4.     Grundsätzlich bieten sich zwei Möglichkeiten an: Entweder wird in analoger Anwendung von § 173 Abs. 2 StPO oder nach § 177 Abs. 2 StPO vorgegangen.

       a)    Gemäss § 173 Abs. 2 StPO hat der Kläger zur Wahrung der Antragsfrist die Klage unmittelbar dem Gerichtspräsidenten schriftlich einzureichen, wenn eine Weisung innert der Antragsfrist noch nicht ausgestellt worden ist. Dieser setzt dem Kläger eine Verwirkungsfrist von 60 Tagen zur nachträglichen Durchführung des Ver­mittlungsverfahrens und zur Einreichung der Weisung an. Findet diese Bestimmung analog Anwendung, hätte die Strafuntersuchungsbehörde somit, wenn sie feststellt, dass eine Streitsache gemäss § 171 Abs. 1 StPO vorliegt, die Angelegenheit dem zuständigen Gerichtspräsidium zu überweisen, das dem Kläger von Amtes wegen eine Verwirkungsfrist von 60 Tagen zur nachträglichen Durchführung des Vermittlungsvorstands und zur Einreichung der Weisung ansetzen müsste. Allerdings geht § 173 Abs. 2 StPO, was schon der Wortlaut deutlich macht ("zur Wahrung der Antragsfrist"), davon aus, die Antragsfrist sei bei Einreichung der Klage noch nicht abgelaufen. Es fehlt hier eine § 177 Abs. 2 StPO entsprechende Regelung, wonach der Kläger "unter Wahrung seines Antragsrechts" auf § 171 StPO zu verweisen ist.

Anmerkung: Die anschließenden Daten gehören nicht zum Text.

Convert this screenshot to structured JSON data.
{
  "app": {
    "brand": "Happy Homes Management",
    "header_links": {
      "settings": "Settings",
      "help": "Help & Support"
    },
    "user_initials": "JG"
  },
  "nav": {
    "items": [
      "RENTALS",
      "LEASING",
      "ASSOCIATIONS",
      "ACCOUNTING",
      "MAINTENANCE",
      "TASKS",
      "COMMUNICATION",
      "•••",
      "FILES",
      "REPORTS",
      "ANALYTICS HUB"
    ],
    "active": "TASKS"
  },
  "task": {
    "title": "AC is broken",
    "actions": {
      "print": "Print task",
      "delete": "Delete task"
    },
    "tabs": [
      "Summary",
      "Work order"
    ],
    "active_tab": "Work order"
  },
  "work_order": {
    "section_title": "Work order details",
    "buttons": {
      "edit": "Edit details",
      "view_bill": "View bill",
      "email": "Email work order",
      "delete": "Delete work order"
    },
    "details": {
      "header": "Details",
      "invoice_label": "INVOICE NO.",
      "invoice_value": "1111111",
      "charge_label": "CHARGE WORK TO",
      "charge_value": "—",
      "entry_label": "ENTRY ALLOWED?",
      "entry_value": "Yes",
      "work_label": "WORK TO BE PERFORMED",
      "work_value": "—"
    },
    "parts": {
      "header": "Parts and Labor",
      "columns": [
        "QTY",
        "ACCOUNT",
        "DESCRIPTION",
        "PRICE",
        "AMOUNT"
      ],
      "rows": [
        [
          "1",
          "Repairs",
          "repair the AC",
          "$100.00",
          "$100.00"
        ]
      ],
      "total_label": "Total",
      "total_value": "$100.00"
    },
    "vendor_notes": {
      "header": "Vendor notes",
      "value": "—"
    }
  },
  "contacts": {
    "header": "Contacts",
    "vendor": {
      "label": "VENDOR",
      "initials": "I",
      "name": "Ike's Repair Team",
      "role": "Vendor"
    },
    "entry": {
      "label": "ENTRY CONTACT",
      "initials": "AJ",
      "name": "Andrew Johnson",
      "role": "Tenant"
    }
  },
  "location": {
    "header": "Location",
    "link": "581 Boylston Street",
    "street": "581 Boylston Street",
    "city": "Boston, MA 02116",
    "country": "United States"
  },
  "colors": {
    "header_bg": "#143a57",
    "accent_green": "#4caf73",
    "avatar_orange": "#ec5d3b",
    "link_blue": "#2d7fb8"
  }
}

Es müsste mithin bei Anwendung von § 173 StPO analog auch § 177 Abs. 2 StPO herangezogen werden, falls die Antragsfrist bereits abgelaufen ist, wobei vorauszusetzen ist, dass seitens des Klägers in guten Treuen davon ausgegangen werden konnte, es liege ein im ordentlichen Strafverfahren abzugeltendes Delikt vor[1]. Der Nachteil dieses Vorgehens liegt darin, dass das Gerichtspräsidium, an das die Streitsache überwiesen wird, von Amtes wegen Frist zur Einreichung der Weisung ansetzen müsste, obwohl es gar nicht weiss, ob der Kläger ? vorab auch mit Blick auf das Kostenrisiko ? die Angelegenheit überhaupt auf dem Weg des Privatstrafverfahrens weiter verfolgen will.

       b)    Gemäss § 177 Abs. 2 StPO ist der Kläger unter Wahrung seines Antragsrechts auf § 171 StPO zu verweisen, wenn sich nachträglich bei einer Ehrverletzung gegenüber Behörden und Amtspersonen das Privatstrafverfahren als anwendbar zeigt. In analoger Anwendung dieser Bestimmung wäre die Streitsache von der Strafverfolgungsbehörde nicht von Amtes wegen an die zivilrichterliche Behörde zu überweisen oder abzutreten. Vielmehr hätte sie dem Kläger mitzuteilen, er müsse das Privatstrafverfahren gemäss §§ 171 ff. StPO einleiten. Diese Mitteilung wäre allenfalls mit dem Hinweis auf § 173 Abs. 2 StPO zu verbinden. § 177 StPO gilt nach dem Wortlaut der Marginalie zwar nur für Ehrverletzungen gegenüber Amtspersonen. Gerade auf dem Gebiet des gewerblichen Rechtsschutzes kann sich aber ? wie bei der Ehrverletzung gegenüber Behörden und Amtspersonen ? herausstellen, dass ? hier mangels Gewerbsmässigkeit ? nicht das ordentliche Strafverfahren, sondern das Privatstrafverfahren zur Anwendung gelangt. Sowohl hier wie dort dürfte zudem in vielen Fällen die dreimonatige Antragsfrist gemäss Art. 31 StGB zum Zeitpunkt, in dem sich die Anwendbarkeit des Privatstrafverfahrens zeigt, bereits verstrichen sein. Es erscheint in beiden Fällen als sachgerecht, dass der Kläger nach Erhalt einer entsprechenden Verfügung der Strafuntersuchungsbehörde, es komme das Privatstrafverfahren zur Anwendung, selbst tätig werden und das Vorstandsbegehren beim zuständigen Friedensrichter stellen muss. Es ist alsdann in das Belieben des Klägers gestellt, ob er das Verfahren weiter verfolgen will, ohne dass zusätzlich eine Behörde dazwischen geschaltet wird[2]. Bei analoger Anwendung von § 173 StPO wäre aber gerade dies der Fall.

5.     Mithin haben, wenn entgegen der ursprünglichen Annahme keine Gewerbsmässigkeit vorliegt, die Strafuntersuchungsbehörden das ordentliche Strafverfahren einzustellen und den Anzeiger im Sinn von § 177 Abs. 2 StPO auf das Privatstrafverfahren zu verweisen. Dieser hat alsdann selbst zu entscheiden, ob er das Verfahren weiterführen will.

Obergericht, 30. April 2007, ZR.2007.37


[1]      Vgl. Zweidler, Die Praxis zur thurgauischen Strafprozessordnung, Bern 2005, § 177 N 6
[2]      Gegenteiliger Auffassung ist offenbar Schneider, Der Ehrverletzungsprozess im thurgauischen Recht, Diss. Zürich 1977, S. 284, der ? allerdings ohne Begründung ? § 173 Abs. 2 StPO für anwendbar hält.